W+B Agentur-Presseaussendung Januar 2000
<Elisabeth Aust-Claus, Petra-Marina Hamme: Das A-D-S-Buch>
Aufmerksamkeits-Defizit-Syndrom; dazu neue Konzentrations-Hilfen für
Zappelfilippe und Träumer
Oberstebrink Verlag,
Ploenniesstrasse 3, D-40885 Ratingen; 317 S., mit vielen Trainingsplänen für
Eltern und ADS-Kinder; 1999; DEM 38,- / ATS 278,- / CHF 35,50.In der
erfolgreichen Ratgeber - Reihe der Oberstebrink Eltern - Bibliothek liegt nun
diese bemerkenswerte Konzentrations -Hilfe vor.
Diese wendet sich an Eltern und Kinder; LehrerInnen, KinderärztInnen und
TherapeutInnen. Dabei geht es um eine konkrete Hilfestellung zu einer
neuro-biologischen Störung im Dopamin-Stoffwechsel, die sowohl die Informations-
und Wahrnehmungs-Verarbeitung als auch das Verhalten wie den Lernvorgang in der
Entwicklung erheblich behindern kann. Das Ergebnis ist in jedem Fall: gezieltes
Handeln wird schwierig, weil die Verarbeitungszentrale Gehirn und deren
Aufnahmefilter nicht fokusartig agieren, sondern ungenau, trüb und bezugsarm
wirken.
Dabei sind zwei verschiedene A-D-S-Typen erkennbar: einerseits sind es
Zappelfilippe mit Hyperaktivität und andererseits gibt es Träumer ohne
Hyperaktivität.
In elf Kapiteln werden Ratschläge mit anschaulichen Illustrationen, Checklisten
und Aufgabenplänen darge-stellt und am Ende jedes Kapitels wird das Wichtigste
in kurz und klar zusammengefasst.
Besonders anschaulich werden in den Wochen- und Hausaufgabenplänen
Motivationshilfen durch konstruk-tive Übungen der Teamgeist geweckt und
gefördert.
Im weiteren muss das Selbstwertkonto positiv stimuliert werden.

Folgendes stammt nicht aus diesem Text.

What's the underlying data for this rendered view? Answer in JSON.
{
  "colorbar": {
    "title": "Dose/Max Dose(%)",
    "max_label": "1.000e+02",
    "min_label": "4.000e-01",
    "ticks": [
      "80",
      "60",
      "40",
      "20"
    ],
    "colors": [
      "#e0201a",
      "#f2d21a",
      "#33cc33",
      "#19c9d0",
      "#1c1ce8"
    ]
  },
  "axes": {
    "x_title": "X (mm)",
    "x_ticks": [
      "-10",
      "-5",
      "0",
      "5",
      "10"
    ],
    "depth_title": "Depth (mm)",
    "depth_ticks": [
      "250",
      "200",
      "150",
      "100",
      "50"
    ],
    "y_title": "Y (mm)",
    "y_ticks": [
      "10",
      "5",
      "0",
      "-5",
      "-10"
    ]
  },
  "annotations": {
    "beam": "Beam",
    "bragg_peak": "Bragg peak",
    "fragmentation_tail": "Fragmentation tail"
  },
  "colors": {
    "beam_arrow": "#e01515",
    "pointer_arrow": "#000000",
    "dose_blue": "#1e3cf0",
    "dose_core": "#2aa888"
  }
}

Das geschieht
durch Gestik, in den Arm nehmen, liebe Worte sagen und loben. Verantwortung und
Selbständigkeit bilden dabei Grundpfeiler, während das Kind mit seinen Pflichten
vertraut und eingeübt wird.
Die Verfasserinnen nennen das Optimind - Team, das vorrangig aus den Eltern und
ihren A-D-S-Kindern besteht, hinzu treten, oft täglich, Erzieher-/ und
Lehrer/Innen sowie KinderärztInnen, Psychotherapeut - Innen. Wichtiges Ziel:
Bezugsreichtum gegen die bezugarmen Filter der A-D-S-Kinder ist alltäglich
angesagt. Dabei ist die Mithilfe der Eltern bei Hausaufgaben bis zu 57%
notwendig und bei Besuchen die Auffälligkeit bis zu 26% sowie die Telefonate der
Mutter bis zu 38% Störfaktoren für A-D-S-Kinder, was bei anderen Kindern nur 2 -
7 % ausmacht. Ganz abgesehen dass das Zubettgehen, Auftragerledigungen und
Mahlzeiten um die 20% Schwierigkeiten bereiten.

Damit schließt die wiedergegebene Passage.